Un autre frein à la consommation d’insectes est la répugnance qu’elle peut inspirer à nombre d’entre nous. Une habitude qui pourrait toutefois évoluer, vu les nombreuses façons de consommer ces invertébrés, comme la poudre d’insecte, et leur potentielle intégration à des recettes variées. Un changement qui pourrait également être motivé par le bilan écologique intéressant de la production d’insectes. Comme l’explique le professeur et économiste Mario Mazzocchi dans un communiqué de l’EFSA : « il existe des avantages environnementaux et économiques évidents si vous remplacez les sources traditionnelles de protéines animales par celles qui nécessitent moins d’aliments pour animaux, produisent moins de déchets et entraînent une diminution des émissions de gaz à effet de serre. La baisse des coûts et des prix pourrait renforcer la sécurité alimentaire. »

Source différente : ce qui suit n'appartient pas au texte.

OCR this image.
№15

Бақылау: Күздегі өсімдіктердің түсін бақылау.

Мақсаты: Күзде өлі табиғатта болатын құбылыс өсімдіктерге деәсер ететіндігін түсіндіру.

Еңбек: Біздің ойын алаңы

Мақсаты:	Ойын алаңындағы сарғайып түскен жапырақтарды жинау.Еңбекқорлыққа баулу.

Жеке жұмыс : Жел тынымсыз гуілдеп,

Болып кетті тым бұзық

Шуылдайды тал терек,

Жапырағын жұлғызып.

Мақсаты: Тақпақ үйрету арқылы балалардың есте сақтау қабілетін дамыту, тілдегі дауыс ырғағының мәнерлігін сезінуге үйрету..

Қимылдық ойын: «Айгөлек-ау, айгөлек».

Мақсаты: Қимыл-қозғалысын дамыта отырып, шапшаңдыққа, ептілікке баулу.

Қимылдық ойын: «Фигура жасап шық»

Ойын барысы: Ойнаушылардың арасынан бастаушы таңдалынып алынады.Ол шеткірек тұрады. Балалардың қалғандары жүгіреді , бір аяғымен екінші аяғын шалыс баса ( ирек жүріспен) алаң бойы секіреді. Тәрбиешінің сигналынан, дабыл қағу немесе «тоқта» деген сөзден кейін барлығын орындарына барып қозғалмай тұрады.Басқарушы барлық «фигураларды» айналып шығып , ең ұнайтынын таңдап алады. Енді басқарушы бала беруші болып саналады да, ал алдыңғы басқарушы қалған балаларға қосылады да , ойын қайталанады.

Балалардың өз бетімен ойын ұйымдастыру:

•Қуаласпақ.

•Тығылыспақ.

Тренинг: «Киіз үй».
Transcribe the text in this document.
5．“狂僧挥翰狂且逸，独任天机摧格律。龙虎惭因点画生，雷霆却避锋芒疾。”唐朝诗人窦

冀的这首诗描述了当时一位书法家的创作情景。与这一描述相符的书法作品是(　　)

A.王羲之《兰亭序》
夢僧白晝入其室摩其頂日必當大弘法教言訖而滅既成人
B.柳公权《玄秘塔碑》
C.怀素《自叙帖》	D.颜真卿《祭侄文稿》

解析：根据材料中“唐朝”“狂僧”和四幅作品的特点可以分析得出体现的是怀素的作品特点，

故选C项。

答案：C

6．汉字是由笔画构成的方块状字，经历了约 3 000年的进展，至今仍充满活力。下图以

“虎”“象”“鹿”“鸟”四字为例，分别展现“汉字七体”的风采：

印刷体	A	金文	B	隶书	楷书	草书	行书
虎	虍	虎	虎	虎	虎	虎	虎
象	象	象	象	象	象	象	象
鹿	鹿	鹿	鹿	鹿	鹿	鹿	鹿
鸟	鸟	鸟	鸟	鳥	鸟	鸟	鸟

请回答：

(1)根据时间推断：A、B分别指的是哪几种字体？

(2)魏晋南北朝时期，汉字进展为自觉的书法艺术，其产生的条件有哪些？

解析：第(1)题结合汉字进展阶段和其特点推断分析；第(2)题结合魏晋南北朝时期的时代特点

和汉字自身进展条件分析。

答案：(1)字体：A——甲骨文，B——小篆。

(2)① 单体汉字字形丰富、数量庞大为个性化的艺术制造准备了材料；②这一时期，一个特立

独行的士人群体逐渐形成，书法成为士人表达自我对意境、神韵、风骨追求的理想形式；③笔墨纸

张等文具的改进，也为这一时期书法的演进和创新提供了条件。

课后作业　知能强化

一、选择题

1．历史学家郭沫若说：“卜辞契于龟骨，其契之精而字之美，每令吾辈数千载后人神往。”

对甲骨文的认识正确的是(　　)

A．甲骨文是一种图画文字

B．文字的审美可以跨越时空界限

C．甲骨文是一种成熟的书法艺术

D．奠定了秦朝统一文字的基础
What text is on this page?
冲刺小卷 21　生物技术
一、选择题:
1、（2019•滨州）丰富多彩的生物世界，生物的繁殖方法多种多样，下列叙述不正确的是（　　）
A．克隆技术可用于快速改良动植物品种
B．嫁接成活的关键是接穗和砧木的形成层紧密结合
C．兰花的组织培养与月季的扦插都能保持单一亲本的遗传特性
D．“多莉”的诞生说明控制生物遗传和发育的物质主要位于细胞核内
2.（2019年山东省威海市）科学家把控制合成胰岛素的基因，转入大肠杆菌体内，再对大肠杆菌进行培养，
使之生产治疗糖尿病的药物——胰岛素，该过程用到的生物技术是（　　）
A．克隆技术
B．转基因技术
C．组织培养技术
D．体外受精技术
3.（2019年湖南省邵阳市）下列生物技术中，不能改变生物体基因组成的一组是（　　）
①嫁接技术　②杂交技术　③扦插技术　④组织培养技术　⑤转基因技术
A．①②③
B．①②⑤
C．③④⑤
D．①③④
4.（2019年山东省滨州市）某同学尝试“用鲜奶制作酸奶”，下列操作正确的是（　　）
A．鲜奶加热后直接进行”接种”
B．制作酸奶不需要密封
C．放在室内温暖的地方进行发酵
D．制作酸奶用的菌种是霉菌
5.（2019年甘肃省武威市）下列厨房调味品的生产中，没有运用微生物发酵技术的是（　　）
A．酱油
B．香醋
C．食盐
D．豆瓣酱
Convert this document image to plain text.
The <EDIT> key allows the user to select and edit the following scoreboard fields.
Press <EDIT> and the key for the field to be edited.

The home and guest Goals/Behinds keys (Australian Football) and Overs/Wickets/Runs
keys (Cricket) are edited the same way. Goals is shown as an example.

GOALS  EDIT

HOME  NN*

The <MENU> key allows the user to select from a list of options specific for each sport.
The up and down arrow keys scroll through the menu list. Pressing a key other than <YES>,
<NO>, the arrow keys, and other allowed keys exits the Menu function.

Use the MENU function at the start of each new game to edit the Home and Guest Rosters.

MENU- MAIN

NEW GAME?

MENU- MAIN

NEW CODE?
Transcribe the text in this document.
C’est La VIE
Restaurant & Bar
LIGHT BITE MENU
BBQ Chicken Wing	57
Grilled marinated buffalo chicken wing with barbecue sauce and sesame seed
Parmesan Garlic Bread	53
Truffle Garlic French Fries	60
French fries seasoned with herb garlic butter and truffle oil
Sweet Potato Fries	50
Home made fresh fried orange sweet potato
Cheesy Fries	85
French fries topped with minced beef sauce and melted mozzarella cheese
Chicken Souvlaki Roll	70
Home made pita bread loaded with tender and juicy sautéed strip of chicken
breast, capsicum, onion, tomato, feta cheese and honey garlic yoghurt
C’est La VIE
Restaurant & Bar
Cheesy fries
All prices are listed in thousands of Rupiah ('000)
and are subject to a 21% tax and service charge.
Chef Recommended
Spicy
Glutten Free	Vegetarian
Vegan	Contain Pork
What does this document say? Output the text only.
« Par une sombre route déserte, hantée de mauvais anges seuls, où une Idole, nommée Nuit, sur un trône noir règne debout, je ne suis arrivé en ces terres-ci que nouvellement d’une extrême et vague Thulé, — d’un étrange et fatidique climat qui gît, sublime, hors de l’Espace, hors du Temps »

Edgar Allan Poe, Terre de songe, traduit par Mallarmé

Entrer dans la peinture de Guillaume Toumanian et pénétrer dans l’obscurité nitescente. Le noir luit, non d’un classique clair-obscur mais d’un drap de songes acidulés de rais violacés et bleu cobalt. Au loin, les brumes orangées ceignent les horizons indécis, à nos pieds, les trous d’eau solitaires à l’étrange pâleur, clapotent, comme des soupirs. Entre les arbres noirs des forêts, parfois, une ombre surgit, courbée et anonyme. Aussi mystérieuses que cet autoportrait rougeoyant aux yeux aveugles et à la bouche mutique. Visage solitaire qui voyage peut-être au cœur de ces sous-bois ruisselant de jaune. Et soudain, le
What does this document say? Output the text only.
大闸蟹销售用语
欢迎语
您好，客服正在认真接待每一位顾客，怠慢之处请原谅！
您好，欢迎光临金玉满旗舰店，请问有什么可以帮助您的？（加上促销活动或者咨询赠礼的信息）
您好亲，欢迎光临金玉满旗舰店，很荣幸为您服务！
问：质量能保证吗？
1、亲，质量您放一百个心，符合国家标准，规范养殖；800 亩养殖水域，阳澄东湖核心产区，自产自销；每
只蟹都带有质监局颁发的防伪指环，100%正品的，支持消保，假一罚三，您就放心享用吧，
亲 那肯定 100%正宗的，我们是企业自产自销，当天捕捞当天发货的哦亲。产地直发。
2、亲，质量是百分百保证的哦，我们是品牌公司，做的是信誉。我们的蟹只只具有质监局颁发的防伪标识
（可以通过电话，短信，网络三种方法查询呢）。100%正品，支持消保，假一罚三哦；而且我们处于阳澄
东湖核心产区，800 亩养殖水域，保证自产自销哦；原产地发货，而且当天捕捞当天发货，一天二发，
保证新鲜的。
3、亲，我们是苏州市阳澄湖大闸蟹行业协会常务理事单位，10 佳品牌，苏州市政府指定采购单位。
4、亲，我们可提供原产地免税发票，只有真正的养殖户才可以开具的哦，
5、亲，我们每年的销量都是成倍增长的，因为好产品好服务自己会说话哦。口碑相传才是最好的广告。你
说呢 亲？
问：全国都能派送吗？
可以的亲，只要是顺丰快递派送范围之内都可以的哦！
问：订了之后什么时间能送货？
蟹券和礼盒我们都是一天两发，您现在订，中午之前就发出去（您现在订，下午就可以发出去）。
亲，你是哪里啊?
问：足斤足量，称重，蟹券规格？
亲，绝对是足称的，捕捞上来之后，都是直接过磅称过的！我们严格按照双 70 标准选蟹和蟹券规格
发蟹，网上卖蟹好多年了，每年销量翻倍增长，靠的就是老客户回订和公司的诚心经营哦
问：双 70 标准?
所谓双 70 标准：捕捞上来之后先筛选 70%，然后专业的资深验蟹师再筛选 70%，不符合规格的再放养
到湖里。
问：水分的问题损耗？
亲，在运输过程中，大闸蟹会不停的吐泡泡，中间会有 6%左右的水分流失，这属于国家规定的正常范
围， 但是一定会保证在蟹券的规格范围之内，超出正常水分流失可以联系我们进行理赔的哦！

Les insectes constituent donc une piste à explorer pour produire des protéines localement et à moindre émissions et ainsi faire face aux défis environnementaux d’aujourd’hui et de demain, à l’heure où la population mondiale approche les 8 milliards. Mais tout ceci ne tient qu’à la condition de ne pas considérer les insectes comme des animaux comme les autres… Il est clair que, sur le plan strictement mathématique, l’élevage d’insectes présente de nombreux avantages écologiques par rapport à l’élevage industriel tel que nous le connaissons. La consommation de protéines végétales locales demeurerait pourtant la plus écologique, d’autant plus que les futures usines à insectes risquent finalement d’alimenter principalement les animaux d’élevages, donc de préserver l’élevage industriel de viande classique. Alors qu’une nouvelle filière agro-alimentaire est en passe de voir le jour sous nos yeux, il convient donc de rester particulièrement vigilant pour s’assurer de ne pas reproduire les dérives des élevages industriels déjà existants.
Raphaël D.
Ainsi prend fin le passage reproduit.